The galaxy is located at the very left edge of this image from ESO's 1.5-metre Danish telescope
2344
2MASX J00482185-2507365 has been the focus of studies with both the HST and the Very Large Telescope (VLT) at Paranal. First was a 2008 study "An Extended Dust Disk in a Spiral Galaxy: An Occulting Galaxy Pair in the ACS Nearby Galaxy Survey Treasury" (http://iopscience.iop.org/article/10.1088/0004-6256/137/2/3000/pdf) (AJ, 137, 3000).
The abstract caught my attention -- "The foreground disk system (at z ≤ 0.06) shows a dusty disk much more extended than the starlight, with spiral lanes seen in extinction out to 1.5*radius, approximately 6 half-light radii. This pair is the first where extinction can be mapped reliably out to this distance from the center." Here's the HST image!
2343
... and here are a couple of quotes from the study. "In this paper, we report on an occulting pair with nearly ideal geometry. The background galaxy (z = 0.06) is a spiral with a prominent, regular, and smooth bulge, which is partially occulted by a foreground spiral. The pair was serendipitously discovered in HST images from the Advanced Camera for Surveys (ACS) Nearby Galaxy Survey Treasury (ANGST) survey. We explore the radial and spatial distribution and the inferred extinction law of the dust in a smaller foreground spiral, which displays an extent of dust hitherto unseen in backlit galaxies."

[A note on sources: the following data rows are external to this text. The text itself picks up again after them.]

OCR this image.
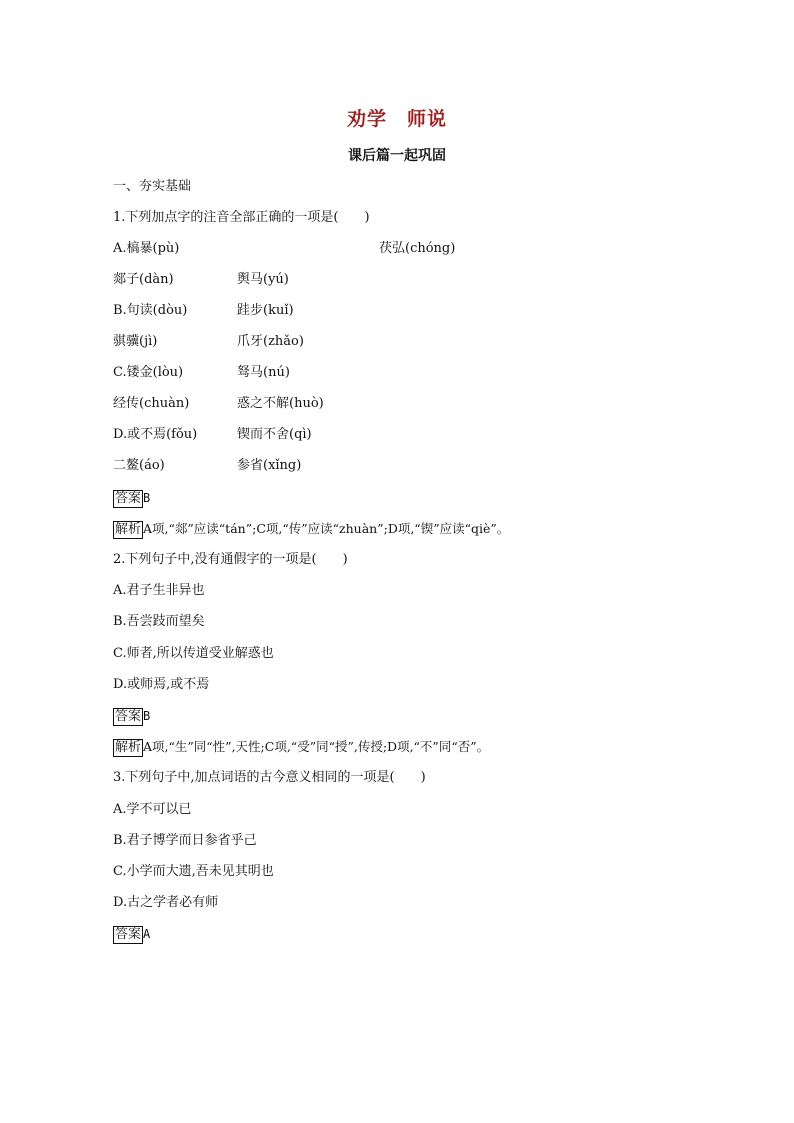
劝学　师说
课后篇一起巩固
一、夯实基础
1.下列加点字的注音全部正确的一项是(　　)
A.槁暴(pù)	茯弘(chóng)
郯子(dàn)	舆马(yú)
B.句读(dòu)	跬步(kuǐ)
骐骥(jì)	爪牙(zhǎo)
C.镂金(lòu)	驽马(nú)
经传(chuàn)	惑之不解(huò)
D.或不焉(fǒu)	锲而不舍(qì)
二鳌(áo)	参省(xǐng)
答案 B
解析 A项,“郯”应读“tán”;C项,“传”应读“zhuàn”;D项,“锲”应读“qiè”。
2.下列句子中,没有通假字的一项是(　　)
A.君子生非异也
B.吾尝跂而望矣
C.师者,所以传道受业解惑也
D.或师焉,或不焉
答案 B
解析 A项,“生”同“性”,天性;C项,“受”同“授”,传授;D项,“不”同“否”。
3.下列句子中,加点词语的古今意义相同的一项是(　　)
A.学不可以已
B.君子博学而日参省乎己
C.小学而大遗,吾未见其明也
D.古之学者必有师
答案 A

"The radial extent of the dust in the foreground disk is the most striking feature of the pair. In a part of the disk where there is barely any light from the foreground galaxy, there is significant structured extinction evident in the spiral arms, readily visible in the color image (Figure 2). At the corresponding radius on the other side of the disk, even these long exposures do not detect starlight, indicating that the cold dense ISM extends well past the optical limit of the disk. The presence of significant amounts of dust at these radii also suggests that substantial quantities of metals have been transported well outside the starforming regions, either through radial mixing or a galactic fountain."

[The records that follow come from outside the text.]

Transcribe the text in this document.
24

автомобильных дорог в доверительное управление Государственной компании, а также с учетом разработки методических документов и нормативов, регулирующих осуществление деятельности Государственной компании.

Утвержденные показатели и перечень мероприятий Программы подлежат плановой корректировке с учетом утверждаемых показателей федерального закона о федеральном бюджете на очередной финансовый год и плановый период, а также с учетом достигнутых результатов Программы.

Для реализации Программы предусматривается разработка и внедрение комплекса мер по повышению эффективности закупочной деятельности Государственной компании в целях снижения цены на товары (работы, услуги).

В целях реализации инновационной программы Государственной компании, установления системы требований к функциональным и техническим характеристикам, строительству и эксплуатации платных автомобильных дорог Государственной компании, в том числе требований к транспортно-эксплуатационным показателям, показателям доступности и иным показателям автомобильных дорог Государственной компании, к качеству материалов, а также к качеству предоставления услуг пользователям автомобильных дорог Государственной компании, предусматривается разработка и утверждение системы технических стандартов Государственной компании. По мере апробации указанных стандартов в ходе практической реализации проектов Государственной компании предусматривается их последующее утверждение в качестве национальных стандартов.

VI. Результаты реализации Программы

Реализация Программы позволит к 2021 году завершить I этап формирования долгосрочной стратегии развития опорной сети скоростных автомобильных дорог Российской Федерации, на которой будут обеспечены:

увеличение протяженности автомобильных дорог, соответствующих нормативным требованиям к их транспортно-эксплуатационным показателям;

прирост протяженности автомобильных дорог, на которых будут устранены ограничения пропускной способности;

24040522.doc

The discovery was followed up by a 2013 paper "VLT/VIMOS Observations of an Occulting Galaxy Pair: Redshifts and Effective Extinction Curve" (https://arxiv.org/pdf/1304.3615v1.pdf) in MNRAS, 433, 47-59.
"We present VLT/VIMOS IFU observations of an occulting galaxy pair previously discovered in HST observations. The foreground galaxy is a low-inclination spiral disk, which causes clear attenuation features seen agains the bright bulge and disk of the background galaxy. We find redshifts of z = 0.064 ± 0.003 and z=0.065 for the foreground and background galaxy respectively. This relatively small difference does not rule out gravitational interaction between the two galaxies. Emission line ratios point to a star-forming, not AGN-dominated foreground galaxy."
2MASX J00482185-2507365 is plotted on Megastar as MAC 0048-2507. Larry Mitchell assigned it an approximate magnitude of 15.0 and HyperLeda calls it B = 16.03 +/- 0.47. Is it in the range of an 18-inch scope? Someone needs to take a look!